Faires has always been interested in Meteorology since a young age.

I am pursuing a bachelor’s degree in meteorology with minors in both mathematics and aviation management. I’ve had an unexplainable excitement for weather ever since I was young. This excitement eventually turned into passion and I knew that I wanted to make a career doing something I loved and enjoyed. So I decided to attend the University of Oklahoma, one of the best schools in the nation for meteorology, and work towards a bachelor’s degree.

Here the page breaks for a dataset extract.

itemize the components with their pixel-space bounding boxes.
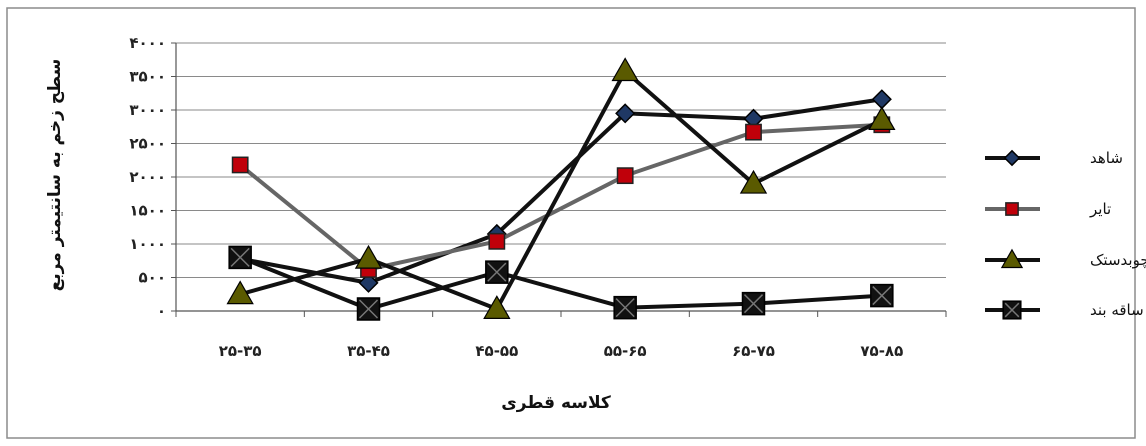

Along the way I also found a passion for aviation and decided to add a minor in aviation management and am now set to graduate December of 2017. I hope to one day be able to combine my interests of both meteorology and weather into a successful career.”

Faires advice to students is to not give up, even if it seems like you’ve lost your curiosity.

As undergraduate students, it can be easy to lose the curiosity that drove us to study meteorology in the first place. I would like to encourage other students to grow in their curiosity and passion for the weather throughout the undergraduate experience. Let nothing discourage you and never give up. 

Congratulations Taylor! The School is so proud of you!